Husband to Has-Ben
I didn’t know what it was at first. Bob and I would meet every Tuesday morning as we drug our trash bins to the street curb for pick-up. Both of us were dressed for work, me in my shirt and tie, Bob in the filthy jumpsuit the city issued him. The irony of a garbage man wheeling his bins out to the street just so he could pick them up later wasn’t lost on me.
“Morning Bob!” I begin, “Say, you only pick up the trash one day per week. What do you do the other six days? Is being a garbage man secretly the best job in the world or is there something I’m missing?” (suppressed snicker)
It took Bob a moment to reply. His face was downcast and his tone muted. “Do you have to ask the same thing every week?”
“What’s wrong Bob?”
He finally looked me in the eyes. “Wanda has been pestering me about where I’ve been throwing my dirty work clothes. She doesn’t seem to like it when I drape them over her mother but DANG that woman’s been visiting for almost three days now!” He unzipped the front of his jumpsuit and I leaped backward. The skin on his belly was covered in small, faint reddened areas.
“Oh no, Bob. She’s started pinching you again hasn’t she?”
*******
With the plight of abused women so well documented, it is easy to neglect the scourge that is the abused husband…or in this case a HAS-BEN (Husband Accosted, Scrotum Bereft, Emasculated, Neutered). Pinchings and ugly looks are only the beginning of this horrible spiral of events. Soon, the abusing woman is going around in public without make-up. It can even go so far as withholding the “kissy-kissy.”
HAS-BENs aren’t always easy to spot. They may wander about society with brave faces but at home they cower in front of the TV watching a sporting event….any sporting event to escape the pain that is interacting with their spouse. In Bob’s case, he was in front of ESPN from the moment he got home until he went to bed. His health was even effected! In an effort to comfort himself, he’d developed a snack food dependency.
Here are some of the undocumented traits of the abusive wife….

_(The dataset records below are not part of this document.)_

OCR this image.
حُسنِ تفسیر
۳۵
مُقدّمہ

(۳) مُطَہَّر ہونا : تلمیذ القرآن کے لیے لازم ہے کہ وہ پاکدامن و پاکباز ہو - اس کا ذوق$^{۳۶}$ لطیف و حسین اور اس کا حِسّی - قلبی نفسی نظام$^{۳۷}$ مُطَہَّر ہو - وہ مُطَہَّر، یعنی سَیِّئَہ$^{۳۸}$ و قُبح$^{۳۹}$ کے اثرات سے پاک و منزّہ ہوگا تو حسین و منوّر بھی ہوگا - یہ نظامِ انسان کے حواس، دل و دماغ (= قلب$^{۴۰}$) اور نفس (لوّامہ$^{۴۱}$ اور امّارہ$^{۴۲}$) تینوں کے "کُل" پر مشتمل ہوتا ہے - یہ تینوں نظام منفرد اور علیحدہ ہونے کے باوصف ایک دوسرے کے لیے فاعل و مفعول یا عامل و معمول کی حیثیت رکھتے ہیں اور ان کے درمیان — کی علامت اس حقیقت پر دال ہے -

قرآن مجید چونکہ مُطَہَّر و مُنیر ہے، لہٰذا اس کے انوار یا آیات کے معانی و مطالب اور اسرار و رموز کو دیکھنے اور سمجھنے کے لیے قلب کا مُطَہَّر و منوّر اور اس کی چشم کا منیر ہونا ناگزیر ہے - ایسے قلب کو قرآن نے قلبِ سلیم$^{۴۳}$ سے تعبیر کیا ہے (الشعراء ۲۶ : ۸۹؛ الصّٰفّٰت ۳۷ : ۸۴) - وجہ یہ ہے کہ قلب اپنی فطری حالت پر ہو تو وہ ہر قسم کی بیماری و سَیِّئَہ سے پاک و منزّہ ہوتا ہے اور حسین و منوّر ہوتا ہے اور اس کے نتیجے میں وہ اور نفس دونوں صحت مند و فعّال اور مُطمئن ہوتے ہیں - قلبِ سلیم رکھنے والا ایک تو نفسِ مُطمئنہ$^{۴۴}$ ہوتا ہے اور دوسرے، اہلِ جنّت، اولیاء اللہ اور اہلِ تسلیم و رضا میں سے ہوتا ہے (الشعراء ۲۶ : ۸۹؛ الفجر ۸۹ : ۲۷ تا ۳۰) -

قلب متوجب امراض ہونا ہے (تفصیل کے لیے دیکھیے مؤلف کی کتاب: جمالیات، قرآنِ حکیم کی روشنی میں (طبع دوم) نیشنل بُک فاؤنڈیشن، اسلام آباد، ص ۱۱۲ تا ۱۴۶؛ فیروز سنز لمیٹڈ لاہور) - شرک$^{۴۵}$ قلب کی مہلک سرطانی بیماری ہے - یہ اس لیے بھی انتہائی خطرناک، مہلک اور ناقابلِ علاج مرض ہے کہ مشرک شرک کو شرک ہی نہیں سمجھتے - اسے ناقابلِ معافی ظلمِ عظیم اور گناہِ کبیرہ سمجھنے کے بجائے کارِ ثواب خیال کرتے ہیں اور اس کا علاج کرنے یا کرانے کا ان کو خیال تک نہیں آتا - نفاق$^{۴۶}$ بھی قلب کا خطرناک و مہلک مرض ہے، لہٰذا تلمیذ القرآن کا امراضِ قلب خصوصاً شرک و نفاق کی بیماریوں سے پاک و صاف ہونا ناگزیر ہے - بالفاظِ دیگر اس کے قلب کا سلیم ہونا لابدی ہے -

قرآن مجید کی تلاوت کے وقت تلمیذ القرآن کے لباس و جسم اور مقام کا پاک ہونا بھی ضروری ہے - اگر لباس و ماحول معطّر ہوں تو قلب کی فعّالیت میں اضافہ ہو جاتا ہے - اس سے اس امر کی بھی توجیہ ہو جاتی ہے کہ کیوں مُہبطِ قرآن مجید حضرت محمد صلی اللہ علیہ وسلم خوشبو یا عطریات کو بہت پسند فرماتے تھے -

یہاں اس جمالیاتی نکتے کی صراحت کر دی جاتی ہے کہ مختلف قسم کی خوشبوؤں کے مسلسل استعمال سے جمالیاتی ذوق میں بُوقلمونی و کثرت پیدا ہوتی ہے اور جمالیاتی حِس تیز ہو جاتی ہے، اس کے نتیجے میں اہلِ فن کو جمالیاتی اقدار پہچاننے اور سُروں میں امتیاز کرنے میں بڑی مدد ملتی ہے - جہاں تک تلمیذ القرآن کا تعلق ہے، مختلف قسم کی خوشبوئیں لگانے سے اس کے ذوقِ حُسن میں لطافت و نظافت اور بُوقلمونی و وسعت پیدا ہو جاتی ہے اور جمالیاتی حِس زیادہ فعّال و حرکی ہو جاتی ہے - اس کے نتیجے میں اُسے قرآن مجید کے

1) Sends her husband on errands…in the house! She’ll send her HAS-BEN after children’s clothes, express displeasure at his selections, then send him back to try again. Rinse & Repeat. The abusing wife will to fetch a million things or perform other errands for no better reason than, “I’m already in bed.” Outrageous but true!!
2) If abusing wives are busy, they require their HAS-BENs to be busy as well. “Why should he not do household chores when I’m still doing them?!” She reasons. “Whether he’s done or not with his duties, he should still be working or at least helping me!”
3) Among the most devious of these tactics is serving food the HAS-BEN despises. The offending wife sadistically thinks, “I know he doesn’t like squash and there are a hundred different vegetables he would eat instead but…I think I’ll fix them anyway.” Treacherous!
I did nothing for Bob and years later he was a three and fifty pounds and resorting to online role playing games in order to avoid his wife. At that point it was too late to change the HAS-BEN back into a husband. If you know anyone who needs help, please, take a moment to call 1-888-HAS-BEEN to speak with someone who may or may not care.